|10 year government bond yield||3.07%|
|30 year fixed rate mortgage||5.68%|
Stocks are lower this morning as the sell-off continues based on fear of the Fed. Bonds and MBS are down.
New home sales came in at 511,000 in July, which was weaker than expected. This is down 13% MOM and 30% YOY. It is astounding that building is so weak during a shortage. Yes, rates matter but historically the current rate environment is still quite low.
The second quarter of 2022 was brutal for mortgage bankers, with companies losing about 5 basis points on average (or about $82 per loan). Given that the second and third quarters are usually the most profitable for the industry, this is an issue. This was the first second quarter loss since 2008. The industry is in the famine part of the cycle.
Multifamily construction hit a record high in the second quarter, as apartment builders react to soaring rental prices. The biggest driver of rising home prices has been a lack of supply. Rising rents are a function of rising home prices, so this should put at least some downward pressure on rising home prices.
96% of these units were built for rent. This share fell to 47% during the condo-building boom of 2005.
Rising rates are beginning to be felt in the economy, at least according to the S&P Composite flash PMI. Respondents reported softening demand and slowing price increases. This is also easing the labor issue as firms scale back hiring plans.

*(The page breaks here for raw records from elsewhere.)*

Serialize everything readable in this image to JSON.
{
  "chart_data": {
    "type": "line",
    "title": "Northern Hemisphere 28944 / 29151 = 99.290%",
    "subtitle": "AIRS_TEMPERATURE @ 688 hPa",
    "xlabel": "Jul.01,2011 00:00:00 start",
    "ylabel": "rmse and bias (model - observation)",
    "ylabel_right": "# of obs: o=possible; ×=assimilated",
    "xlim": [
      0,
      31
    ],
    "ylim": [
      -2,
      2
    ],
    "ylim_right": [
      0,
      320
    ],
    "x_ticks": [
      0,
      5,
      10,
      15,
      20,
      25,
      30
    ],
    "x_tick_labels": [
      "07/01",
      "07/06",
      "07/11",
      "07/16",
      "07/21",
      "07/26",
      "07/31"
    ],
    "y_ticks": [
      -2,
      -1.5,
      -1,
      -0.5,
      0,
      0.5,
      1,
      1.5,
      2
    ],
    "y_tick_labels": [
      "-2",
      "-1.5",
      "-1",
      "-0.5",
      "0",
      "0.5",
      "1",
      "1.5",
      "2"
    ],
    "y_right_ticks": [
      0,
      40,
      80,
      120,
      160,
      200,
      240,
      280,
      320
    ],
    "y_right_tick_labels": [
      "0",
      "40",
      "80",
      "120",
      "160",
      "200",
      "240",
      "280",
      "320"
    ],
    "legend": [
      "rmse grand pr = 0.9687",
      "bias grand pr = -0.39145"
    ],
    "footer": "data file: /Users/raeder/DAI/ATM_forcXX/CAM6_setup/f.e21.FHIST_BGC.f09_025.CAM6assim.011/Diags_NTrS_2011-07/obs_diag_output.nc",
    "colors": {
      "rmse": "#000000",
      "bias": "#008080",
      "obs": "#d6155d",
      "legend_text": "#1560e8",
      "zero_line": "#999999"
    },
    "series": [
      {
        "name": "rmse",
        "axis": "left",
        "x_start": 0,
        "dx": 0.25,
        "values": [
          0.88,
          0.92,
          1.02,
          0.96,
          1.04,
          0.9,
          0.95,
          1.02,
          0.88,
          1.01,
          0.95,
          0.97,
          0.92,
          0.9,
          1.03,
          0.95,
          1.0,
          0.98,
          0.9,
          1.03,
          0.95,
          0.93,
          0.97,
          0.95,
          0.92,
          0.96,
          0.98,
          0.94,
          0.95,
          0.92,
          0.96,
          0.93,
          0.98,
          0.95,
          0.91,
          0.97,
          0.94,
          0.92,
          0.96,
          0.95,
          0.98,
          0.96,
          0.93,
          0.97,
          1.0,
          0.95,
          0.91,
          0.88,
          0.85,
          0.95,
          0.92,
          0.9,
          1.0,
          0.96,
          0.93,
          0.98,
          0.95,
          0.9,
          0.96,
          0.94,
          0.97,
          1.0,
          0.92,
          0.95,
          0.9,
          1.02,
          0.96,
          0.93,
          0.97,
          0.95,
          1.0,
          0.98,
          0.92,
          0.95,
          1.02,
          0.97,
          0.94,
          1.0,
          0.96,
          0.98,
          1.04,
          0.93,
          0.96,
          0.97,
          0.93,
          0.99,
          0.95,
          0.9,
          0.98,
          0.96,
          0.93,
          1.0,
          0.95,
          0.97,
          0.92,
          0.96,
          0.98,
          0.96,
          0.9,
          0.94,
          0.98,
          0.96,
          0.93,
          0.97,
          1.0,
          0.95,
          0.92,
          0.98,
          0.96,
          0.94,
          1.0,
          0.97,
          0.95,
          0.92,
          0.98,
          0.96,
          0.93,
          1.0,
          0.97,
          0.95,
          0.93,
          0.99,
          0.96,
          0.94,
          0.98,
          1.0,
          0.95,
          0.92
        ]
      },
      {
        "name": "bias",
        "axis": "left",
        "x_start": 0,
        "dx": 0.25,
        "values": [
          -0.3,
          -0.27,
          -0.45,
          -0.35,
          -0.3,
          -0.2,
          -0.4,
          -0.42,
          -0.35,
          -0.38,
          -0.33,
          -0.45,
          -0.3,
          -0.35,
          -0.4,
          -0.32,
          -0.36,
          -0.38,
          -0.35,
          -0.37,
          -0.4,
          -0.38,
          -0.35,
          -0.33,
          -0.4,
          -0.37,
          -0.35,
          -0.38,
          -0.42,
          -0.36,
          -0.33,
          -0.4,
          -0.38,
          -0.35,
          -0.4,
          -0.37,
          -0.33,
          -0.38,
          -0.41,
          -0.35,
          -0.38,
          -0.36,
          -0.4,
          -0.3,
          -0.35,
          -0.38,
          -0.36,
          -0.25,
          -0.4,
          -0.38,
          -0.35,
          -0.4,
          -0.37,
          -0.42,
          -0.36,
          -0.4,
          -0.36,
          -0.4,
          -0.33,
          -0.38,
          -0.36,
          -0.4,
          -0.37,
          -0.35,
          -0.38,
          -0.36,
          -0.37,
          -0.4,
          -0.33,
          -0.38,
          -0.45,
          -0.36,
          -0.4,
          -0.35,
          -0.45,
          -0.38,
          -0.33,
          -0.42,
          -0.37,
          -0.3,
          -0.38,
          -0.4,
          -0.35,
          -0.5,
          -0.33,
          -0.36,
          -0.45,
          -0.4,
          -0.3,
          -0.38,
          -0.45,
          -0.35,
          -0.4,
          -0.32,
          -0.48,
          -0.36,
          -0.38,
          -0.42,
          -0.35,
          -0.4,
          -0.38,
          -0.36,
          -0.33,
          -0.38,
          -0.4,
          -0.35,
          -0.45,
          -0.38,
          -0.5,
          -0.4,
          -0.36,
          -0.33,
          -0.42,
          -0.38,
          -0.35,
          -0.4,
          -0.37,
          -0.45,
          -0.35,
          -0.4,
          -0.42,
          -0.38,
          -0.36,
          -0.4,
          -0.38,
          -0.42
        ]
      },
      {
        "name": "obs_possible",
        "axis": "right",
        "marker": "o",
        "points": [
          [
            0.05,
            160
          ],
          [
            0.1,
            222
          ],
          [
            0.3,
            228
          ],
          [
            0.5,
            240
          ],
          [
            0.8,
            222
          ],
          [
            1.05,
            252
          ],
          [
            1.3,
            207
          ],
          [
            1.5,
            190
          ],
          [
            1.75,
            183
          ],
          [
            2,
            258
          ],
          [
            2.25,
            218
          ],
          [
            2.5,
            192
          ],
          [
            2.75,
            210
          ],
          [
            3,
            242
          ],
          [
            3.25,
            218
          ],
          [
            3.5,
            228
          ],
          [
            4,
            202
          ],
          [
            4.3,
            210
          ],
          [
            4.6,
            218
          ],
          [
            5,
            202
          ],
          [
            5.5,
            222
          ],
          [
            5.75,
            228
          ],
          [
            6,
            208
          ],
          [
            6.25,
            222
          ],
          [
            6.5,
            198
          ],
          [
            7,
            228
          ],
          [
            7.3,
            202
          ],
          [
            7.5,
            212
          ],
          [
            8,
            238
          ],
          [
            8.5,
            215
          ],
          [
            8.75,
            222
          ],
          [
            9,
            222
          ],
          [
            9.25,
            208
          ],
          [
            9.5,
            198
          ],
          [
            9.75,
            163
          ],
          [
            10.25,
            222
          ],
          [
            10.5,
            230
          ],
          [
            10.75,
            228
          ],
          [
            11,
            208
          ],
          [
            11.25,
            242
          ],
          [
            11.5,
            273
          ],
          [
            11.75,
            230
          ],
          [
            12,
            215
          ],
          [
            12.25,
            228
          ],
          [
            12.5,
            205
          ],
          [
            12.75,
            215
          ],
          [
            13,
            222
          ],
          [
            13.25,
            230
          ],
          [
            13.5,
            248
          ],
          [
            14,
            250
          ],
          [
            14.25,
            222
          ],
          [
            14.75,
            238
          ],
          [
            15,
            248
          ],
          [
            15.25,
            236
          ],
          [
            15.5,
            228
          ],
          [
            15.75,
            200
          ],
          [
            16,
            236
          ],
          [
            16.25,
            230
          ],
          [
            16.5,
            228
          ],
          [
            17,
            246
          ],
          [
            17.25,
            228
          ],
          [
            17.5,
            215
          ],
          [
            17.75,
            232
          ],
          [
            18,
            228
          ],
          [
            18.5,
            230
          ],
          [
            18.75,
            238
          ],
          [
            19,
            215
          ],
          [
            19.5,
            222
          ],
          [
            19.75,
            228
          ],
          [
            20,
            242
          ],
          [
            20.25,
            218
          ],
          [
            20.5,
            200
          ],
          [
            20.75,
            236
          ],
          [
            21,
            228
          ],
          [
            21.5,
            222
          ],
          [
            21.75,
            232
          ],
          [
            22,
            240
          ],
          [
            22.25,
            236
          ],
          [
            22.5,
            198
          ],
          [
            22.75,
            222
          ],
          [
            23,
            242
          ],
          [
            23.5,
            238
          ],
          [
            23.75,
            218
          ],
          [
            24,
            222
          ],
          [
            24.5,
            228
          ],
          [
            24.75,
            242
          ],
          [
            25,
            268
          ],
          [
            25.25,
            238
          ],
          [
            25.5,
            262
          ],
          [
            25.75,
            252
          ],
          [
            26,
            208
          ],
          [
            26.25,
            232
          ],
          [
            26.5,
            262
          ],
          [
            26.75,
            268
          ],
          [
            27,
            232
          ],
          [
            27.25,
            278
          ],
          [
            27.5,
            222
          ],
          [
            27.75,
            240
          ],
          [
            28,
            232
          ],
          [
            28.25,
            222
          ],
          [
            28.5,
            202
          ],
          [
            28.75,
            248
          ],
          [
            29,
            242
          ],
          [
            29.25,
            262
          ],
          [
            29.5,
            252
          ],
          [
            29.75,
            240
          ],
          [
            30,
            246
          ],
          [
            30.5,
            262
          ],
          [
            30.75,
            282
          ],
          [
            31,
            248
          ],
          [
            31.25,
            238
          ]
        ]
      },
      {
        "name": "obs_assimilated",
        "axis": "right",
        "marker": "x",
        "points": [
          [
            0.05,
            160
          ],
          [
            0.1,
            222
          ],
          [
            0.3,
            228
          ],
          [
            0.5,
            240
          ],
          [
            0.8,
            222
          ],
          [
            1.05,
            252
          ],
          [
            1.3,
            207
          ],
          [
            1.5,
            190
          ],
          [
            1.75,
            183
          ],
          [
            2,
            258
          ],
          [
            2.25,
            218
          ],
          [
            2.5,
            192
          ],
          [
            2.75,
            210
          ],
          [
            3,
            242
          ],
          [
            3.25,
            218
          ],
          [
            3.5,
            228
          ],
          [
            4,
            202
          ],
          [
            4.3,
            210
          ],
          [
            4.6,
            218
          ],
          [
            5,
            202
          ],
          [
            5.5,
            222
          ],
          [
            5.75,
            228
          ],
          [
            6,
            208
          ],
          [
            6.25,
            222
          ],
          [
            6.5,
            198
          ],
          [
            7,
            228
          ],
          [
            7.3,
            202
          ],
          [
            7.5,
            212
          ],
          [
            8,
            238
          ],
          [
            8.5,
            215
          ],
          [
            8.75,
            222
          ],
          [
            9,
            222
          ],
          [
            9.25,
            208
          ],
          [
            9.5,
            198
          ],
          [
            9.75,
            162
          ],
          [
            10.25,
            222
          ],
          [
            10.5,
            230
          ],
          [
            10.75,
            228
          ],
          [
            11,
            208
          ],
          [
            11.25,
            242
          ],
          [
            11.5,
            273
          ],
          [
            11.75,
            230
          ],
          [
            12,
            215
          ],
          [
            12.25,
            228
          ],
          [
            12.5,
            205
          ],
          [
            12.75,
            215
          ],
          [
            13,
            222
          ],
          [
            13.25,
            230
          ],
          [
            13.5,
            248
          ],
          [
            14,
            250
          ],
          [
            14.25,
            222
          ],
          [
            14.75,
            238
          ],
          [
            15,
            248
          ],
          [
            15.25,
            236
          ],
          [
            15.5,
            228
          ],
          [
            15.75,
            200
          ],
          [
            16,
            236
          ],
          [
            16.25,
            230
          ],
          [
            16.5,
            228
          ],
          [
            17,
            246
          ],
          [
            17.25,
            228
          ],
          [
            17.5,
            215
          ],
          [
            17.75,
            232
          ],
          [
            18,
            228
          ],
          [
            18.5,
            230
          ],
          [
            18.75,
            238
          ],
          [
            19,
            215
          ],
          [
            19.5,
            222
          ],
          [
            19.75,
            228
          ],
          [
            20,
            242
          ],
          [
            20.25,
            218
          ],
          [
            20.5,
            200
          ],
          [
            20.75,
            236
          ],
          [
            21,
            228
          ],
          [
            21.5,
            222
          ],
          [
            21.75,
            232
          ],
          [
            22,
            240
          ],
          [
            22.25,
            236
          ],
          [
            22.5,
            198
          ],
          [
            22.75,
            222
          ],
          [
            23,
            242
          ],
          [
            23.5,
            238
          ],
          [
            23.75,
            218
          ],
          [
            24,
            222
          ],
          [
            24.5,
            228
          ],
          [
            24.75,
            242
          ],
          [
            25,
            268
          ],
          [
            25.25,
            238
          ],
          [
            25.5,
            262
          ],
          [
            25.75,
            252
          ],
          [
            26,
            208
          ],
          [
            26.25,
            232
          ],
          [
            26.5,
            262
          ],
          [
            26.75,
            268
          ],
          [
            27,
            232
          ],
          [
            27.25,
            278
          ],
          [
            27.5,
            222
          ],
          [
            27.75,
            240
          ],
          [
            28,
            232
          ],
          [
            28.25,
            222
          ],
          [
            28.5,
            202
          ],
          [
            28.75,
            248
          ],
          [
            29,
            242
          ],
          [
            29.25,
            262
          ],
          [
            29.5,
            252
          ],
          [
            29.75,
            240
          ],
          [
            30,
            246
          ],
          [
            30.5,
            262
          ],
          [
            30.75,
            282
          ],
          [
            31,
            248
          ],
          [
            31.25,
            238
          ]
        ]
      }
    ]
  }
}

Since monetary policy generally affects the economy with a 6- 9 month lag, we are only beginning to feel the impact of rising rates. The big increases over the past few months will start to impact late Q4 numbers.
Interestingly, the Atlanta Fed GDP Now Index shows a rebound in expected growth for Q3, after two negative prints in Q1 and Q2. According to this chart at least, that looks optimistic.